CHI Joins National Specialty Pharmacy Network – Will Open Site in Louisville

LOUISVILLE Catholic Health Initiatives has joined Fairview Health Services and Intermountain Healthcare as investors in Excelera Corp., a national specialty pharmacy network based in Minneapolis. The three health systems all have committed resources, expertise, and investment capital to support Excelera’s model of integrated care for patients who require specialty drugs.

KentuckyOne Health, part of the Catholic Health Initiatives community, will be a part of the new specialty pharmacy network with a location in Louisville at 5111 Commerce Crossing. Construction of the new pharmacy will be completed by March 1, 2014 and opened by July 1, 2014.

Excelera Corp., a network of specialty pharmacies based at health systems and academic medical centers, was formed in May 2012 to enable member organizations to gain access to limited-distribution drugs and provide continuity of care for patients with complex conditions who require specialty drugs.

“This partnership is designed to help us develop a national specialty drug network that is focused on better outcomes for our patients who so desperately need these medications,” said Kevin Lofton, president and chief executive officer of Englewood, Colo.-based CHI, one of the nation’s largest health systems. “The Excelera network gives our doctors access to a comprehensive, integrated network, including limited-distribution drugs, which enables them to manage the full spectrum of patient care.”

Specialty pharmaceuticals are expensive drugs that may require special handling and administration and are often used to treat the most ill and clinically complex patients.

“We have already been doing many of these types of pharmacy services through our own Pharmacy Plus and University of Louisville outpatient pharmacy in Louisville, said Mark Milburn, vice president, Oncology Service Line, KentuckyOne Health. “Our patients will benefit from our expansion of services and access to medications. We serve a large population of patients with cancer, transplanted organs, HIV, and other conditions that require expensive types of medications. With the specialty pharmacy as part the patient’s care team, this integration will enable ongoing optimization of therapy and prevent interruption or delay in the initiation of their needed drug therapy.

Most health plans now require patients to obtain specialty drugs from an outside specialty pharmacy that has no direct relationship with the patient. The health system does not have control as to when the patient initiates therapy and is not able to manage or monitor it. As a result, health systems and payers may incur higher medical costs, lower patient satisfaction, and suboptimal health outcomes as care plans are not fulfilled as intended.
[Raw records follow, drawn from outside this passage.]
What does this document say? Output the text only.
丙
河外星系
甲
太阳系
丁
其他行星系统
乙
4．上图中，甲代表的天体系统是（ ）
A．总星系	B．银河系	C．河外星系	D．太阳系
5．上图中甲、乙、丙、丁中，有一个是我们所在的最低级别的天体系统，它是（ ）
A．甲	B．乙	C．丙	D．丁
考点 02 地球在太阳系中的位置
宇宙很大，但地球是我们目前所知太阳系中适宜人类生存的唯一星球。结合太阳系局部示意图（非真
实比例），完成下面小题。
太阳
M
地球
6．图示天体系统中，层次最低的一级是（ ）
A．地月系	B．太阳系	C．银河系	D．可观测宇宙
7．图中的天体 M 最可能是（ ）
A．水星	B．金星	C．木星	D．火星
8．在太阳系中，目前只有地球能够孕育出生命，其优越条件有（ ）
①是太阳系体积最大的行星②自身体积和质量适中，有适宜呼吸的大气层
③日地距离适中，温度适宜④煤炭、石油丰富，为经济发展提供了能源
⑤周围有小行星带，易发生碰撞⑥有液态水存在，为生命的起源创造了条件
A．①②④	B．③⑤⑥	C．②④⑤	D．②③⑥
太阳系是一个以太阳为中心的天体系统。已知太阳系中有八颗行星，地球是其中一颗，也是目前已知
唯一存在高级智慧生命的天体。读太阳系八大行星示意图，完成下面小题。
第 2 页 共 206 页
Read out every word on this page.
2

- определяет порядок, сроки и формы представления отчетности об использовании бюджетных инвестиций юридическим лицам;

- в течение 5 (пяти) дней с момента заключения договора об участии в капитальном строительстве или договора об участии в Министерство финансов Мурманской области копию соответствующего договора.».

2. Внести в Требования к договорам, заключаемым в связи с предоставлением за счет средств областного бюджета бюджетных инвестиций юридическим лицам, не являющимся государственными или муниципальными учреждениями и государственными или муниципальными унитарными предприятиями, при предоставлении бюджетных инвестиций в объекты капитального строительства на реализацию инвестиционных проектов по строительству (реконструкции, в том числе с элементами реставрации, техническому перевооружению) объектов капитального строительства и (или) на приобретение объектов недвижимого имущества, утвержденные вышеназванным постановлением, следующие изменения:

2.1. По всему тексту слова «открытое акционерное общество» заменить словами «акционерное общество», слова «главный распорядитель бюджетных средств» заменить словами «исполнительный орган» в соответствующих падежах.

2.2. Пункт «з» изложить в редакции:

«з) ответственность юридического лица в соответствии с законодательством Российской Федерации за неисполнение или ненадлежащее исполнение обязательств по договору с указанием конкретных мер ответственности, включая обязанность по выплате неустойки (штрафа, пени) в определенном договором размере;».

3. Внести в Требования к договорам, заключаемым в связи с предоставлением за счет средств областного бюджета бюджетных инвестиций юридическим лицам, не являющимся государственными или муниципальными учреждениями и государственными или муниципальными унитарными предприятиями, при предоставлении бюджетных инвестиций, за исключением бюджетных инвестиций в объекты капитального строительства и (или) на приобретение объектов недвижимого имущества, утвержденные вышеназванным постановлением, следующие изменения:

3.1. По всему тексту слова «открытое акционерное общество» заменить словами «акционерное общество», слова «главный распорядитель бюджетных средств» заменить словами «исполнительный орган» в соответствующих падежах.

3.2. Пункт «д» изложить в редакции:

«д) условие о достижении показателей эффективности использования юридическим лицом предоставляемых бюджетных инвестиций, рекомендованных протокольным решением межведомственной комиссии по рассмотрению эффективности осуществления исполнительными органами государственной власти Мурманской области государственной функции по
The Excelera network will negotiate on behalf of its member organizations to remove barriers to specialty drug access and monitoring. Patients and providers of health systems in the Excelera network will benefit by working with a specialty pharmacy that is a member of their care team, can easily access specialty pharmaceuticals, and knows the patient’s care plan.

Baptist Health Lexington, Richmond & Corbin Recognized for Organ Donation Outreach

LEXINGTON Baptist Health Lexington, Richmond, and Corbin were among a select group of hospitals nationwide recognized by the U.S. Department of Health and Human Services (HHS) for its outreach efforts for organ donation and registration.

The hospitals conducted awareness and registry campaigns to educate staff, patients, visitors, and community members about the critical need for organ, eye, and tissue donors and, by doing so, increased the number of potential donors on the state’s donor registry. The hospitals earned points for each activity planned between September 2012 and May 2013. Baptist Health Corbin was awarded gold recognition and Baptist Health Lexington and Baptist Health Richmond were awarded silver recognition.

Hospitals were recognized through the Workplace Partnership for Life Hospital Campaign, a program launched in 2011 by HHS’s Health Resources and Services Administration (HRSA). Of the 924 hospitals and transplant centers participating in the campaign, 322 were awarded recognition.